Objective: To show infusion cannula associated jet stream effects on posterior pole of the retina during vitrectomy.
Materials and Methods: For this retrospective study 39 eyes of thirty nine patients were assigned to the two different groups in terms of their infusion cannula position during vitrectomy. Group 1 was consisted the patients that the cannula was placed angled to sclera consistent to the two step entering position of the trocar. Group 2 was consisted the patients that the cannula was fixated perpendicular to the sclera. Preoperative and postoperative examination datas about patients were evaulated.

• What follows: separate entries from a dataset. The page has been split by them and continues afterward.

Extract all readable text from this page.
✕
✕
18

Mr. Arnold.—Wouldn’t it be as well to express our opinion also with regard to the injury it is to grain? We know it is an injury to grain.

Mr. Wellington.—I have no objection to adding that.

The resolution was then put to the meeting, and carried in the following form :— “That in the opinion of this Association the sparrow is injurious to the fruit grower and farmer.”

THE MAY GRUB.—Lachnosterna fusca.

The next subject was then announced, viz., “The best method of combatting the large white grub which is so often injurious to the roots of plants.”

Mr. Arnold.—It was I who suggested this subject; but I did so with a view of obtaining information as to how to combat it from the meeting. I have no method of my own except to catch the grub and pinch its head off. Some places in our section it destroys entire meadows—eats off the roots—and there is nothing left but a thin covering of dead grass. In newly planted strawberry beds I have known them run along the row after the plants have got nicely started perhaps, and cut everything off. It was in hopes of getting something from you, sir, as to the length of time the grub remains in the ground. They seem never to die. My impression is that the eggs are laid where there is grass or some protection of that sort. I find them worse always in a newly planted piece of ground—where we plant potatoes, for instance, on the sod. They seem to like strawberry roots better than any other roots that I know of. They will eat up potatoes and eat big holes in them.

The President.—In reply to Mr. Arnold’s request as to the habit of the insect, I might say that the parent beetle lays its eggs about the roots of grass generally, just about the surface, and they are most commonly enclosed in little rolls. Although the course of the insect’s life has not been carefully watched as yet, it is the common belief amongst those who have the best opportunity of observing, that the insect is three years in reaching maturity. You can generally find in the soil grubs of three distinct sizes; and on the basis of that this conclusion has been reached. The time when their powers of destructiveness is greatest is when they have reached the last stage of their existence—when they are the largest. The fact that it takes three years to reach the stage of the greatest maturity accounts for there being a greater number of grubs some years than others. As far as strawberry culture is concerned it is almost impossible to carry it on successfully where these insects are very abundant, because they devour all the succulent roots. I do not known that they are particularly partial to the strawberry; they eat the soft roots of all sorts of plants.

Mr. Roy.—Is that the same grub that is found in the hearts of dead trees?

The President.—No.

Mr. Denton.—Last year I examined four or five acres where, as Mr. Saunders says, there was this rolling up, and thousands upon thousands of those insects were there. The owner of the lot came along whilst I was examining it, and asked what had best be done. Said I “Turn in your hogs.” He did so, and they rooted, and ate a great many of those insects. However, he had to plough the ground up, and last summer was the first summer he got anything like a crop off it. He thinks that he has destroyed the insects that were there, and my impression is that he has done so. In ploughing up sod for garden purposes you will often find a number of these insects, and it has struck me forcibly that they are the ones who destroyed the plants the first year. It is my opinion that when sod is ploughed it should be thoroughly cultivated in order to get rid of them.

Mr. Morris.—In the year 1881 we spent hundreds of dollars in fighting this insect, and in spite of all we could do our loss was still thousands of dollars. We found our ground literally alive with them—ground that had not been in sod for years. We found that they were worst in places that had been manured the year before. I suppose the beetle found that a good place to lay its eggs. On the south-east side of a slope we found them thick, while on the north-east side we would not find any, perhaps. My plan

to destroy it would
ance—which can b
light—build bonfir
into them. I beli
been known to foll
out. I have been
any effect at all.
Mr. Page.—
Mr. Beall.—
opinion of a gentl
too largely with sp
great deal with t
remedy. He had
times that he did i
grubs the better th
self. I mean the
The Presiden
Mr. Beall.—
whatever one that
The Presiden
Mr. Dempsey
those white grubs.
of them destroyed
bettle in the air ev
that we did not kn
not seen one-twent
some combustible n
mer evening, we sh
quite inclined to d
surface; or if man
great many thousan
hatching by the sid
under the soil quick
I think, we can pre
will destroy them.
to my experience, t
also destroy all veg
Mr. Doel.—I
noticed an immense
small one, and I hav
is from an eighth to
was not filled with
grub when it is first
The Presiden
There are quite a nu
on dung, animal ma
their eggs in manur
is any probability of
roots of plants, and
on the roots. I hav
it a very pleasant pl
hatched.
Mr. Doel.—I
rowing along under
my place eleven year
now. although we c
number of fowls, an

Results: There were 20 patients in the group 1 and 19 patients in the group 2. There were no significant difference between the groups in terms of preoperative visual acuity (1.79±0.77 loMar for the group 1 and 1.86±0.59 logMar for the group 2, p: 0.989 ). The difference of preoperative IOPs were statistically nonsignificant between the groups (13.3±2.9 mmHg for the group 1 and 13.1±2 mmHg for the group 2, p: 0.460). The mean surgery time for the group 1 was 48±12 minutes and was 50±10 minutes for the group 2 (p: 0.460). The postoperetive visual acuity was 0.24±0.21 logMar for the group 1 and 0.53±0.28 logMar for the group 2. There was statistically signifficant difference between the groups in terms of postoperative visual acuity (p: 0.0001). The difference of postoperative IOPs were statistically nonsignificant between the groups (14.9±4.2 mmHg for the group 1 and 13.4±2.8 mmHg for the group 2, p: 0.289).
Conclusion: The present study shows infusion cannula associated jet stream may reduce postoperative visual acuity. Using new design type of inffusion cannulas or placing the infusion cannula angled manner to avoid the flow force on posterior pole should be considered for better vitrectomy results.